Transsexualism, a fetish that deconstructs reproductive sex characteristics into commodities, and which was already established within the medical-industrial complex, needed institutional validation for market expansion, and diagnostic manuals paved the way. One of the first was published in 1994 (the DSM-IV): “transsexualism” and “gender identity disorder of childhood” merged into “gender identity disorder.” In 2013, DSM-5 renamed “gender dysphoria,” reframing the diagnosis and, in 2019, the World Health Organization’s category system reclassified it as  “gender incongruence,” which meant it moved out of mental-health chapters. Today, even some “gender-critical organizations,” inadvertently or not, reinforce the paradigm.

For example, Genspect, the international gender-critical group founded bypsychotherapist Stella O’Malley, is now proposing the re-pathologization of “gender incongruence,” which only reinforces the corporate fiction that “gender identity” is a viable clinical category requiring medical treatment, instead of a corporate myth aimed at profiteering.

An expanding market system that runs on profit and targets children – with a total disregard for ethics

This cycles the industry back to where it began: defining children as mentally unwell for responding to a marketing system so pervasive it would make the “father of public relations” Edward Bernays shudder. Various interests intersect here, and combine to push the gender industry to keep expanding. There are the tech futurists imagining a post-sex world; the pharmaceutical  companies’ wealthy funders with paraphilic interests; and all the new and growing markets for technologically mediated reproduction. Whether consciously coordinated or not, the result is the same: an expanding market system that runs on profit and targets children – with a total disregard for ethics.

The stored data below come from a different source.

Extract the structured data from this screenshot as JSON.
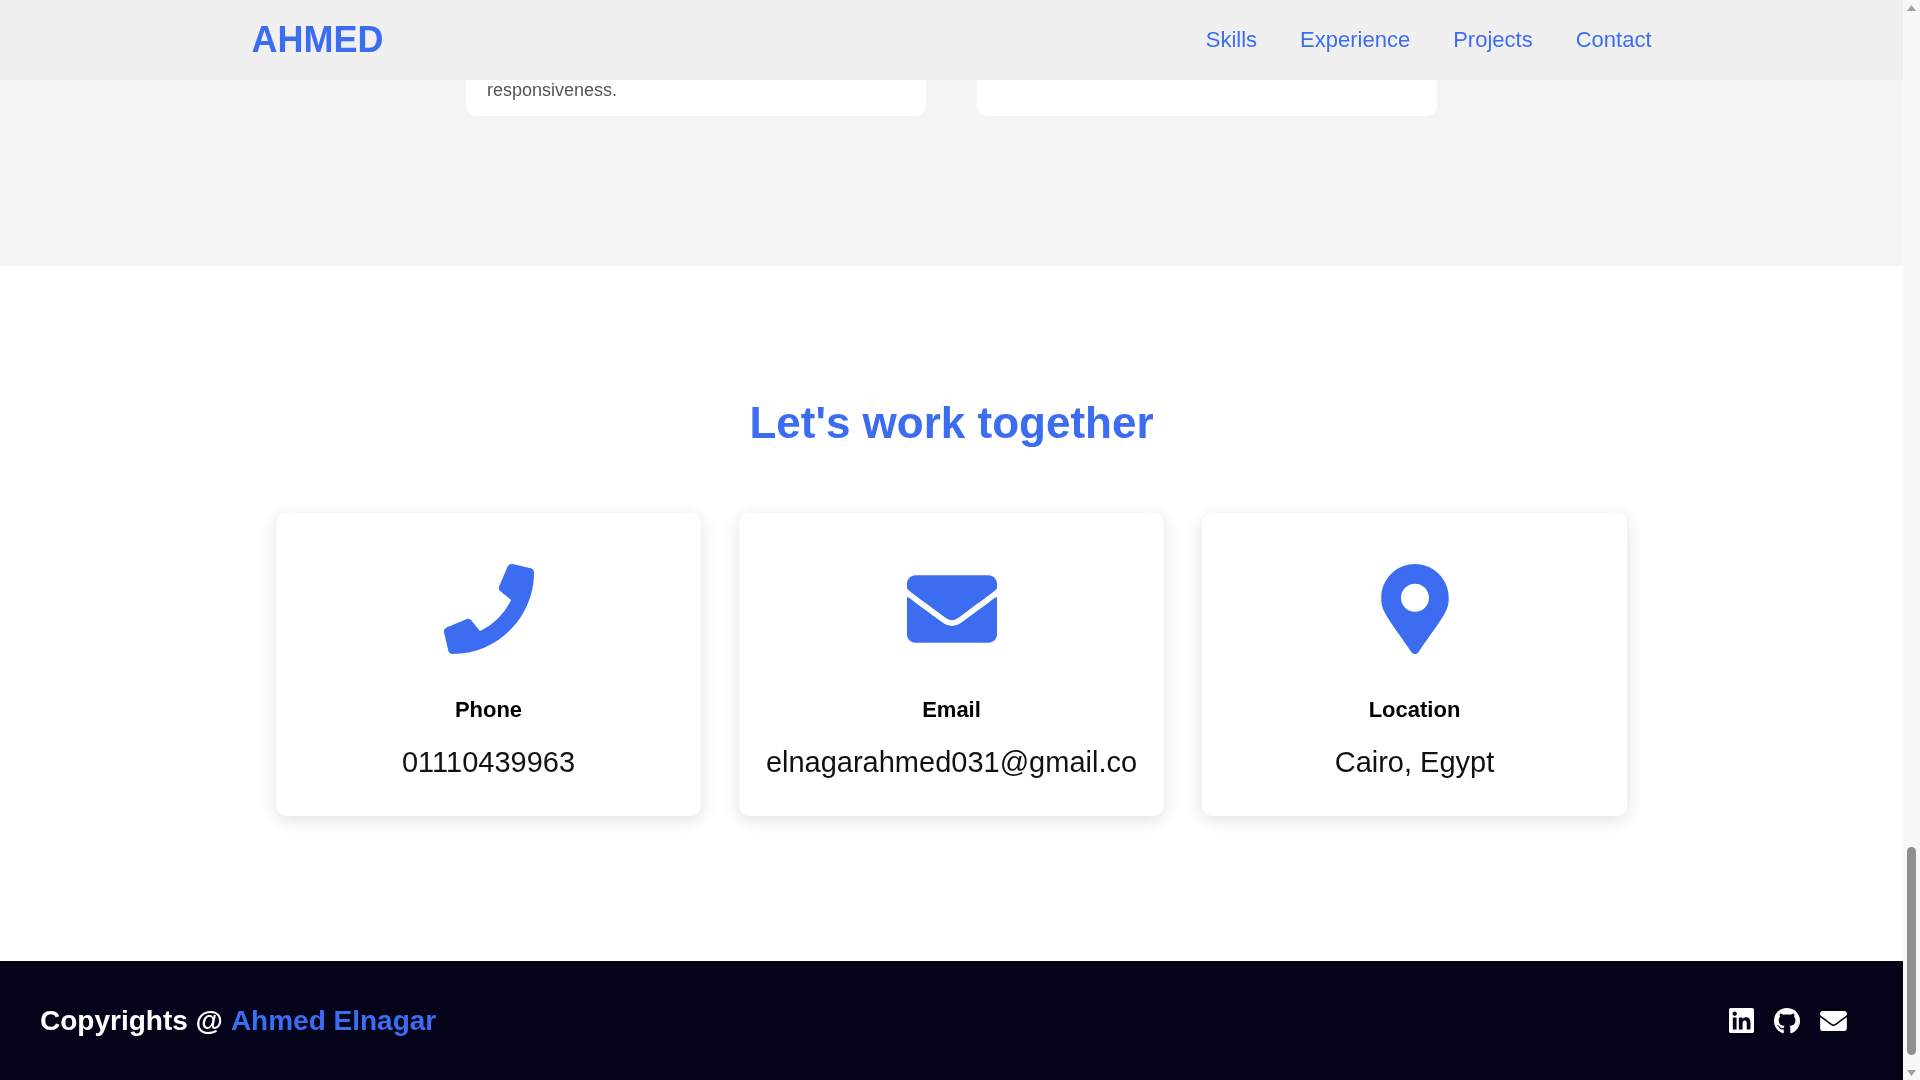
{
  "header": {
    "logo": "AHMED",
    "nav": [
      {
        "label": "Skills"
      },
      {
        "label": "Experience"
      },
      {
        "label": "Projects"
      },
      {
        "label": "Contact"
      }
    ]
  },
  "project_cards": [
    {
      "text": "responsiveness."
    }
  ],
  "contact": {
    "title": "Let's work together",
    "cards": [
      {
        "kind": "phone",
        "label": "Phone",
        "value": "01110439963"
      },
      {
        "kind": "email",
        "label": "Email",
        "value": "elnagarahmed031@gmail.co"
      },
      {
        "kind": "location",
        "label": "Location",
        "value": "Cairo, Egypt"
      }
    ]
  },
  "footer": {
    "copyright": "Copyrights @",
    "author": "Ahmed Elnagar",
    "social": [
      {
        "kind": "linkedin"
      },
      {
        "kind": "github"
      },
      {
        "kind": "email"
      }
    ]
  }
}
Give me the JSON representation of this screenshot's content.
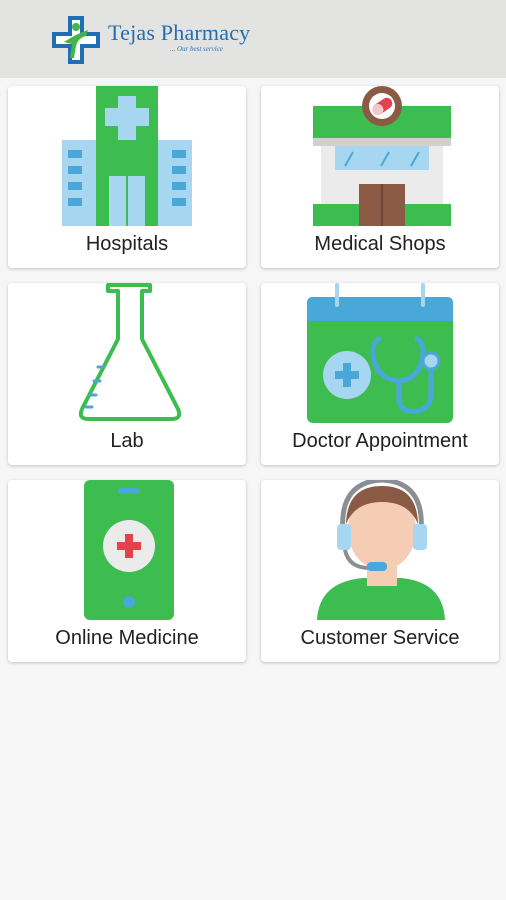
{
  "app": {
    "title": "Tejas Pharmacy",
    "tagline": "... Our best service"
  },
  "tiles": [
    {
      "label": "Hospitals",
      "icon": "hospital-icon"
    },
    {
      "label": "Medical Shops",
      "icon": "medical-shop-icon"
    },
    {
      "label": "Lab",
      "icon": "lab-flask-icon"
    },
    {
      "label": "Doctor Appointment",
      "icon": "doctor-appointment-icon"
    },
    {
      "label": "Online Medicine",
      "icon": "online-medicine-phone-icon"
    },
    {
      "label": "Customer Service",
      "icon": "customer-service-agent-icon"
    }
  ],
  "colors": {
    "green": "#3dbc4f",
    "blue": "#4aa8d8",
    "red": "#e2434b",
    "appbar": "#e3e3e1",
    "background": "#f6f6f6"
  }
}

The first thing to do this year to fight back against the hydra is to reject the “human-rights narrative” which provides emotional and political cover for the industry.

We should be aware of the connections between the gender business and emerging markets such as technological reproduction (projected revenue growth by 2030-2033: $50- to $80 billion).

When – and if – people detach from the human-rights branding and recognize the industry structure behind gender identity, meaningful resistance will become possible.